|Even the Choir Has Something to Learn: Environmental Film Festival on February 24|
|Movies - Feature Stories|
|Written by Jeff Ignatius|
|Wednesday, 21 February 2007 02:28|
Most people think that documentaries are dull. And when they're environmental documentaries? Forget it.
That perception changed a lot last summer, when An Inconvenient Truth showed that even a lecture delivered by Al Gore can be compelling and urgent.
The box-office and critical success of An Inconvenient Truth provided a lot of guidance to the organizers of the second Environmental Film Festival, which will run from 2 to 8 p.m. on Saturday, February 24, at Davenport's Unitarian Church (3707 Eastern Avenue). The free event is co-sponsored by the church and the Eagle View Group of the Sierra Club. Food will be available from Greatest Grains.
The festival features An Inconvenient Truth, and that Oscar-nominated film prompted organizers to focus on global warming. The other feature-length film - the well-reviewed Who Killed the Electric Car? - also deals with climate change, as do two shorter movies: Too Hot Not to Handle and Baked Alaska.
Kathryn Allen, one of the organizers of the film festival, said that An Inconvenient Truth touched a nerve because it made climate change tangible - to many people for the first time - by showing the loss of glaciers, particularly on iconic mountains and ranges. "They got a lot of attention because they're places of the imagination," Allen said. "This isn't in the realm of theory anymore."
While Gore's movie grabbed the public's attention last year, another engaging, environmentally themed documentary was garnering strong reviews, even though it wasn't widely released. Who Killed the Electric Car? deals with General Motors' EV1, an electric car that drew raves for its looks and speed in addition to its environmentalism. The car was introduced in 1996 and attracted many high-profile enthusiasts, including Tom Hanks and Mel Gibson.
The movie is cast as something of a murder mystery, because GM not only stopped production of the cars but also took them back from owners and destroyed them. And although filmmaker Chris Paine certainly mourns the death of the electric car, by most accounts he's fair, allowing GM to have its say and noting that the EV1's enemies included the auto-parts and oil industries.
The Baltimore Sun wrote: "Who Killed the Electric Car? makes you feel that no good idea, let alone good deed, goes unpunished.
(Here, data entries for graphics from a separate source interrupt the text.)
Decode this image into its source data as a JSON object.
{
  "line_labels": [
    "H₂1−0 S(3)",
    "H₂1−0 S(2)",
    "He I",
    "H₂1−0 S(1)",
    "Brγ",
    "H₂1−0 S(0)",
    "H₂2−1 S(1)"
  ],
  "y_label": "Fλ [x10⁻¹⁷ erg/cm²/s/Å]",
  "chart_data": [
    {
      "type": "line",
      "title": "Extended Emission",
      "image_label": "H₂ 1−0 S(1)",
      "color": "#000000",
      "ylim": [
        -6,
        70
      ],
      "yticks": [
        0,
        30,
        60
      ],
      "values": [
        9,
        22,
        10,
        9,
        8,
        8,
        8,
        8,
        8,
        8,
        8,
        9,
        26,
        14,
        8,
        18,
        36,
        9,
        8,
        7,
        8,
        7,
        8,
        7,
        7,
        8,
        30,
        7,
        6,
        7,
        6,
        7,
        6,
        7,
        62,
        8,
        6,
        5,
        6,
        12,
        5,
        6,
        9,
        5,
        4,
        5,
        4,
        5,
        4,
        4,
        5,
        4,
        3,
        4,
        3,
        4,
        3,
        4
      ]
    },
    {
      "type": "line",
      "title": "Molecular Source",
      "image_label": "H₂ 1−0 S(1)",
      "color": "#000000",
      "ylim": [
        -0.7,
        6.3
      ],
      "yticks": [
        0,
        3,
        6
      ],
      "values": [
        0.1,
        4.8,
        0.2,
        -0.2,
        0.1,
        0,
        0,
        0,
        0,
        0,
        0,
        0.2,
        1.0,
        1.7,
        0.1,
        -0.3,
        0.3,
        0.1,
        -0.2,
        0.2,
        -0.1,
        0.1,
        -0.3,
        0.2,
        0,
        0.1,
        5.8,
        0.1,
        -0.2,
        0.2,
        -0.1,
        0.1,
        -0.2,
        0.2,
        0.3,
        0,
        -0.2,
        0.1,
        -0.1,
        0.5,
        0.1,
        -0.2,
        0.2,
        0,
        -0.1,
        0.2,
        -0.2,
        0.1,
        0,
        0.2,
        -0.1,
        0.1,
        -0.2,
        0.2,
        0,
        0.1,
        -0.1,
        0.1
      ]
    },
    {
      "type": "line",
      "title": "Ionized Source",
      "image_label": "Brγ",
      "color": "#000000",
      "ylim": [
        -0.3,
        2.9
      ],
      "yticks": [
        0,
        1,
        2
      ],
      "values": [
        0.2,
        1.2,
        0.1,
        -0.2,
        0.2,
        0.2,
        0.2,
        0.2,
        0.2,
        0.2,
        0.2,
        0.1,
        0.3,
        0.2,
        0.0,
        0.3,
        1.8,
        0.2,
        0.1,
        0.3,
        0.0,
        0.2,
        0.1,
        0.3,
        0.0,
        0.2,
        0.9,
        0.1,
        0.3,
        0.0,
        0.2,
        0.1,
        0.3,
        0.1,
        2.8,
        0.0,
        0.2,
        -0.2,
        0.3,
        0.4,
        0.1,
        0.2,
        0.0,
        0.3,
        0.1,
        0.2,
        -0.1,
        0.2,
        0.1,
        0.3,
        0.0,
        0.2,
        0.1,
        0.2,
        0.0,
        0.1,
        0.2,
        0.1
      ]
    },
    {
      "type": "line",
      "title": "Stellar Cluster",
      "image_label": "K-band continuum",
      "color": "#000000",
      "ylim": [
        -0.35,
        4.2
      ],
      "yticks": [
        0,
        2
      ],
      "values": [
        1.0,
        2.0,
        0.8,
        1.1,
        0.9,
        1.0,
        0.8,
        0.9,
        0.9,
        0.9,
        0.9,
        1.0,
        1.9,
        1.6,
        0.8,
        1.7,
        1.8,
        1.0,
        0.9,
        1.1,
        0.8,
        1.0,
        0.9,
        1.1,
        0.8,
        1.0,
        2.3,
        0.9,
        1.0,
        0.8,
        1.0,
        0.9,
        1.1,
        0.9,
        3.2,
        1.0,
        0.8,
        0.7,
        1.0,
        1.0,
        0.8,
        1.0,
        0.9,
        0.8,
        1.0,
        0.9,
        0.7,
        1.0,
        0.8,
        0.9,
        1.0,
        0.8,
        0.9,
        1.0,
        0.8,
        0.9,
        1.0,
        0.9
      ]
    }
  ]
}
Only the exuberance of the moviemaking keeps your spirits high."
Allen hopes to double last year's attendance (which was more than 100 people) and to attract audiences beyond those already with a keen interest in the environment.
But even if the event draws only active environmentalists, she said, those people will reach out to others and spread the message. "It's okay to preach to the choir," Allen said, "because the choir has a lot to learn."
Environmental Film Festival Schedule
2 p.m.: An Inconvenient Truth
4 p.m.: Who Killed the Electric Car?
6 p.m.: Too Hot Not to Handle
2 p.m.: Tallgrass Prairie
3:30 p.m.: Edens Lost & Found - Chicago
5 p.m.: Crapshoot
6:30 p.m.: Life Running Out of Control
2 p.m.: Affluenza
3:30 p.m.: Escape from Affluenza
5 p.m: Buyer Be Fair
6:30 p.m.: Up Close & Toxic
Short films running continuously from 2 to 8 p.m.